1. Field of the Invention
The present invention relates to a clock tree synthesis and, more particularly, to a clock tree synthesis for low power consumption and low clock skew.
2. Description of Related Art
In the modem high speed VLSI design era, clock design plays a crucial role in determining chip performance and facilitating timing and design convergence. Clock routing is important in the layout design of a synchronous digital system as it influences correctness, area, speed and power dissipation of the synthesized system [reference 1 and 2]. Drastically increased requirements for high performance and high speed VLSI circuits have posed challenges to the design of high speed clock networks, where minimization of clock delay and clock skew has been a critical problem. So some circuit designers' inclination is toward developing techniques to minimize the power dissipation, the clock delay (latency) and the clock skew as well as developed, understood design and verification flows.

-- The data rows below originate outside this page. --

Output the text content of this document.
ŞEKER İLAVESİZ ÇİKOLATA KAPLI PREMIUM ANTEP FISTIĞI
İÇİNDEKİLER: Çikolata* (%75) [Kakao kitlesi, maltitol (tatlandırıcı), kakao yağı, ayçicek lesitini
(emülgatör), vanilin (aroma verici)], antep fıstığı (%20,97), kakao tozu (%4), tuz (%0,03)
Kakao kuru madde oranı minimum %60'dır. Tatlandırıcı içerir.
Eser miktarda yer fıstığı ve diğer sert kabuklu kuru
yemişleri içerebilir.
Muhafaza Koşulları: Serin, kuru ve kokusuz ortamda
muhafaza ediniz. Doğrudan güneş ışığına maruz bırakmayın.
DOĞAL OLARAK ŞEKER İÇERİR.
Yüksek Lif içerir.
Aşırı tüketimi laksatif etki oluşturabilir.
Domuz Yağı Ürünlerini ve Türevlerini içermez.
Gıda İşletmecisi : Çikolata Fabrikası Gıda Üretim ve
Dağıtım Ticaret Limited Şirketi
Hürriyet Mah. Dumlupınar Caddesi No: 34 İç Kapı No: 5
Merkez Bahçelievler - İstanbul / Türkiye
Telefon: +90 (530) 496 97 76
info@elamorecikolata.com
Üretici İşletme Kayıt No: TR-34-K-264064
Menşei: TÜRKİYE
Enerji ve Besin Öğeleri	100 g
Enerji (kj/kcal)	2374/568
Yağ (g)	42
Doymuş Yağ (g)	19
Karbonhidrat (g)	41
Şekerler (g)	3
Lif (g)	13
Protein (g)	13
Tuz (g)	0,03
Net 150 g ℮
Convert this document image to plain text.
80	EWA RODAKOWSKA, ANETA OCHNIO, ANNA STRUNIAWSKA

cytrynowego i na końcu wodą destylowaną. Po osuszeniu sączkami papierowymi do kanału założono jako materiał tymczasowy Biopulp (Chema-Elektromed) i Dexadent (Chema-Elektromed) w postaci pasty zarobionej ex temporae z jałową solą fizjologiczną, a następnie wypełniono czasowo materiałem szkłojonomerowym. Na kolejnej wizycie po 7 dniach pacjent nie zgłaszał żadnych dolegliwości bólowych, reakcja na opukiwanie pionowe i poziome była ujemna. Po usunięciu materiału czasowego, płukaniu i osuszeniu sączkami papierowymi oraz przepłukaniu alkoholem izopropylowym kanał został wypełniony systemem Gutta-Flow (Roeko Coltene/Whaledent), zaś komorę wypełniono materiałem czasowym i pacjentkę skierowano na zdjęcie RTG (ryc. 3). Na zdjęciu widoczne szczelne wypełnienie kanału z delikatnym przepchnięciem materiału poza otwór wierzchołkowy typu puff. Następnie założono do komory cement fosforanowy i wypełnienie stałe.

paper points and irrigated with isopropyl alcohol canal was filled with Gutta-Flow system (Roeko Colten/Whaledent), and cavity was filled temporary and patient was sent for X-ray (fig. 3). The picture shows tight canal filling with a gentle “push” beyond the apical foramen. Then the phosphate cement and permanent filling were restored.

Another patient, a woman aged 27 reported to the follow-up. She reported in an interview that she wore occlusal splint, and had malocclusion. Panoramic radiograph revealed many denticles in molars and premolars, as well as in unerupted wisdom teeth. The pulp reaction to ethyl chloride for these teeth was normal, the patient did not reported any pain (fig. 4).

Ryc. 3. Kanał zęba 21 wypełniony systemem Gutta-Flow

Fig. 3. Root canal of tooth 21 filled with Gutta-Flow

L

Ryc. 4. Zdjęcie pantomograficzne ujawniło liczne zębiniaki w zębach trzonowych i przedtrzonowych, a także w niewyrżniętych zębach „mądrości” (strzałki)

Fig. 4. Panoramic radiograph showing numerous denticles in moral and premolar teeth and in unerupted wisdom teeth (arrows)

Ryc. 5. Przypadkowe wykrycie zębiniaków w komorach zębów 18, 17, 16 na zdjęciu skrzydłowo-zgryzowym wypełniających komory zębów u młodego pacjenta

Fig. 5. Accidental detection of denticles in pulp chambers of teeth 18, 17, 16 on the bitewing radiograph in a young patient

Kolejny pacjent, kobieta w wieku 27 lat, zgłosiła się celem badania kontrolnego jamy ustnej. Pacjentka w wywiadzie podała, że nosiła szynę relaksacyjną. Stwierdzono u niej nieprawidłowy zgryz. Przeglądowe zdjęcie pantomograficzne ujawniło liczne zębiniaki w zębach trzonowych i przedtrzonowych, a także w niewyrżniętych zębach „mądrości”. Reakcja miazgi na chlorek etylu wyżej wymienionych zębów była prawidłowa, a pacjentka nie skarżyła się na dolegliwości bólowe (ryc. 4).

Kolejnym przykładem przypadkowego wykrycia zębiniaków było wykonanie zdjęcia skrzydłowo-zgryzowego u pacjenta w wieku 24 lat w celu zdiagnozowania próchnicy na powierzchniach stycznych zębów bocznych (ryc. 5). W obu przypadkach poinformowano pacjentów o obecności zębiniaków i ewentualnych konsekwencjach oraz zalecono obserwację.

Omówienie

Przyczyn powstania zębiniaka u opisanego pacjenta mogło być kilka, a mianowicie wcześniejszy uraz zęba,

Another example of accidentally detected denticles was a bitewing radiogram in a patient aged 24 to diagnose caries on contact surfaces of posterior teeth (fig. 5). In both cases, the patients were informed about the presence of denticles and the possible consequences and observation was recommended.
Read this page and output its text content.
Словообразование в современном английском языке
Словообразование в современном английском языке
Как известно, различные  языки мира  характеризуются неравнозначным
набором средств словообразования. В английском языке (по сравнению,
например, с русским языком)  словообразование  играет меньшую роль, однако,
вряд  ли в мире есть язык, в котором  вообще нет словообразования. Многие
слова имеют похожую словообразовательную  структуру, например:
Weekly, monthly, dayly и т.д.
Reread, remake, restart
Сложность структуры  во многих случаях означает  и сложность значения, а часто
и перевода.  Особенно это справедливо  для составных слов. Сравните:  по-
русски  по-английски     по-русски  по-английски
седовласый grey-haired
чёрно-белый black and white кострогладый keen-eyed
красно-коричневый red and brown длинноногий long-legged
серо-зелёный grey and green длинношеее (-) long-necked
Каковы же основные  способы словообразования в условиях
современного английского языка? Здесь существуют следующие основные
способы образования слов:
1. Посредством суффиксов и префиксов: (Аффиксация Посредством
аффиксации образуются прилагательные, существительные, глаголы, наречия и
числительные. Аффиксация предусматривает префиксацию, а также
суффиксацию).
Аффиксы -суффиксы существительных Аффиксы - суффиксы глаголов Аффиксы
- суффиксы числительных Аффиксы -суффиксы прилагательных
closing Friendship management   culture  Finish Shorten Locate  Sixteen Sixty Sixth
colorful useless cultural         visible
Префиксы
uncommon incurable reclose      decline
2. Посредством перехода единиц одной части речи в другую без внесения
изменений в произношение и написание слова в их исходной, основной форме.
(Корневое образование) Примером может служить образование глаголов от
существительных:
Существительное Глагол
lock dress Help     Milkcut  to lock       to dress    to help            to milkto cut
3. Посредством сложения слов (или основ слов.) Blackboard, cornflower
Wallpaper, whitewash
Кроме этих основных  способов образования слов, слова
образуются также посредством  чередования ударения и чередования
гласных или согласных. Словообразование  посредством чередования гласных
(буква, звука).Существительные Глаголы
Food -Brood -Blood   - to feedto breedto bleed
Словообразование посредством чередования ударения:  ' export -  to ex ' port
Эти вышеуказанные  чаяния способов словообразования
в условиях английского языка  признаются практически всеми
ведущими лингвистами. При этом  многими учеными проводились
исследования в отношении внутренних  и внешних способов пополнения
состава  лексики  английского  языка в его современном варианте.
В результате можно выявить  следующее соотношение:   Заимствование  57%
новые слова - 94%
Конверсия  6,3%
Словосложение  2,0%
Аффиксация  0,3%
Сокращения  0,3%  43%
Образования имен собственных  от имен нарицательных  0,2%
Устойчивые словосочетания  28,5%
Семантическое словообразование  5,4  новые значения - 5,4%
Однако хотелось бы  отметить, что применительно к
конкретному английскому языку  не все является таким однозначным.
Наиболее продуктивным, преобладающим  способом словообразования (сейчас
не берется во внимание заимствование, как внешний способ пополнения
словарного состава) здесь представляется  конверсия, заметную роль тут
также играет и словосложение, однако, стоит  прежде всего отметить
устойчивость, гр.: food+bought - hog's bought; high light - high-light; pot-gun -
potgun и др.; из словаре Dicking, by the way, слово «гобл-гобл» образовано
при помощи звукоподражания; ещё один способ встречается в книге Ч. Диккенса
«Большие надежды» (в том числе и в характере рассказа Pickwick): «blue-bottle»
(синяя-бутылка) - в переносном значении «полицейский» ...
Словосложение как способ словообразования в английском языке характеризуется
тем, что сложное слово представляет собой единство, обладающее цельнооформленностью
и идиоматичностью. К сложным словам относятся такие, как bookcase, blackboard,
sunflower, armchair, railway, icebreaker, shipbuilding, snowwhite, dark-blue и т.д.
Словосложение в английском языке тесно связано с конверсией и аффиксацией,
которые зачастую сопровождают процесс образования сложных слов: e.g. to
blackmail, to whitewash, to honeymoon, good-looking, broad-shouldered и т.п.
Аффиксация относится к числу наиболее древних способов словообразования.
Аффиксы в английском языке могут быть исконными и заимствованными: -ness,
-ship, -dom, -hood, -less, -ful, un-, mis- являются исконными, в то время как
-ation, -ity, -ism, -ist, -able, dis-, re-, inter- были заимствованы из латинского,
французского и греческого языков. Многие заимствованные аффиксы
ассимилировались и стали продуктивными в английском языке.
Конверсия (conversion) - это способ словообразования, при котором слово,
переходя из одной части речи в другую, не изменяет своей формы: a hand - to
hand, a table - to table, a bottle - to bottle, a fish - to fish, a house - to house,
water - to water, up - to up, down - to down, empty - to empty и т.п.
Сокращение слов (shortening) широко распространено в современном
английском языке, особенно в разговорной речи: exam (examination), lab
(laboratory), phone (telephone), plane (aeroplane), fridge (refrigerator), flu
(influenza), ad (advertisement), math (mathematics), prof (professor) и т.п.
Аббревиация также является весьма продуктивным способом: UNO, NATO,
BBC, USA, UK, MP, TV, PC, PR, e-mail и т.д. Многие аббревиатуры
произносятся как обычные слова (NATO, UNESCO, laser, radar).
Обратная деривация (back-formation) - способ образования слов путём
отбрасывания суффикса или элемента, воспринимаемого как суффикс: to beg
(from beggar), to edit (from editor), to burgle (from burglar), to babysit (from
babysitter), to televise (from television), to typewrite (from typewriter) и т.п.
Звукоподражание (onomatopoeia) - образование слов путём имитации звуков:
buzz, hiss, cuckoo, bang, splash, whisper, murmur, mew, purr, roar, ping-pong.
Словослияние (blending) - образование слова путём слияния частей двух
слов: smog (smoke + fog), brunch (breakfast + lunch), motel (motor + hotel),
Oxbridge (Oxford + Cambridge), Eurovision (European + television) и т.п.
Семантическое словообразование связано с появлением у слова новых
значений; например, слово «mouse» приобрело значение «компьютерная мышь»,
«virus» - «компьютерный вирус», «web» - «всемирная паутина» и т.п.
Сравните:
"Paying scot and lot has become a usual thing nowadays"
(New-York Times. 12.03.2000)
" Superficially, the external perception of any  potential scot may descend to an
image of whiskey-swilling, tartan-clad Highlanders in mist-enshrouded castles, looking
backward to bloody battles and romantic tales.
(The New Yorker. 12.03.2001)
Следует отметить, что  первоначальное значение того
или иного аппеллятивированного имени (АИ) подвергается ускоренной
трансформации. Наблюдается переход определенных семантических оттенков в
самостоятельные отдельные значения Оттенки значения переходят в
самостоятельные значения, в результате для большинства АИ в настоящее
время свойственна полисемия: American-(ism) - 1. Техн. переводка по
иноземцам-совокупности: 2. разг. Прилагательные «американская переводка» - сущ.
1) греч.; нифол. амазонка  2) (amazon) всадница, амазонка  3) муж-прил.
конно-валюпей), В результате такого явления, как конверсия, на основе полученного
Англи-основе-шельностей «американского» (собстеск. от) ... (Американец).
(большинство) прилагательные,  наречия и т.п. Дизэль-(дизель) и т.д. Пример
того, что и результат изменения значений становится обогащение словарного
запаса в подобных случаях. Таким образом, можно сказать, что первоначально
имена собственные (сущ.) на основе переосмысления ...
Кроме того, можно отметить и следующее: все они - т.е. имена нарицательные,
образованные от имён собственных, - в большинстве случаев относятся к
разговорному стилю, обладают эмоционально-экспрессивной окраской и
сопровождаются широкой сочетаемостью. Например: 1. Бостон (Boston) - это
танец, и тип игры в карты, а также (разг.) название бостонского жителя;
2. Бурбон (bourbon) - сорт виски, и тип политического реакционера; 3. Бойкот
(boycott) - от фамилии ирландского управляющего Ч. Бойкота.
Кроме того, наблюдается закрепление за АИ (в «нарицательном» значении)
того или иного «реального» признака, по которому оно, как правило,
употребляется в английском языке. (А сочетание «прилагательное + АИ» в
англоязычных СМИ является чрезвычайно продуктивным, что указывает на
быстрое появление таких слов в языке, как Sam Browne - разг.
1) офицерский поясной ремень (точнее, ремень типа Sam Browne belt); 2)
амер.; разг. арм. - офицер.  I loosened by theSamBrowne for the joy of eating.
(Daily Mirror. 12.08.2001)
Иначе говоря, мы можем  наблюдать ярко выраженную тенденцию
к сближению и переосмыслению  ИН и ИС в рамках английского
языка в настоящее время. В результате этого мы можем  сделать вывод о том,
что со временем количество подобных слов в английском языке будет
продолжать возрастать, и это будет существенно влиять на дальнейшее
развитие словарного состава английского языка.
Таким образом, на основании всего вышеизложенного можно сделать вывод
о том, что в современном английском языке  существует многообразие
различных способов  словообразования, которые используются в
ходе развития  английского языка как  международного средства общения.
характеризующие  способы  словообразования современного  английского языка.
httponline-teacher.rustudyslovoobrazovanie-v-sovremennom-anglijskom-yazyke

Buffer operations are widely used in designing clock distributed networks [reference 3]. Buffers can decouple capacitance to reduce equivalent loading of each wire, so rise time and wire delay could be reduced. Also, when the signal's transfer time is faster, it can reduce power consumption. Several methodologies are adopted in the power consumption and the clock skew minimization. The previous research inserts the buffers and constructs a H-tree to reach the optimization solution in both circuit area and the power consumption aspects [reference 4]. The balanced buffer insertion scheme attempts to partition the clock tree into several subtrees such that every subtree has equal path length and all source-to-sink paths have an equal number of levels. Clock gating is another well-known technique in reducing the dynamic power dissipation of a digital circuit [reference 5 and 6]. It saves power by shutting off the sequential elements and part of the clock network during an idle state.
The design of the clock distribution network also determines the clock skew. The clock skew directly affects chip performance in a close to one-to-one ratio, since it has to be counted as a cycletime penalty. The clock trees need to be incrementally adjusted accordingly with minimum changes to ensure an acceptable clock skew. The buffer insertion usually deals with the clock skew minimization problem [reference 7]. Other research using the buffer insertion method minimizes both the power consumption and the clock skew criterion [reference 4].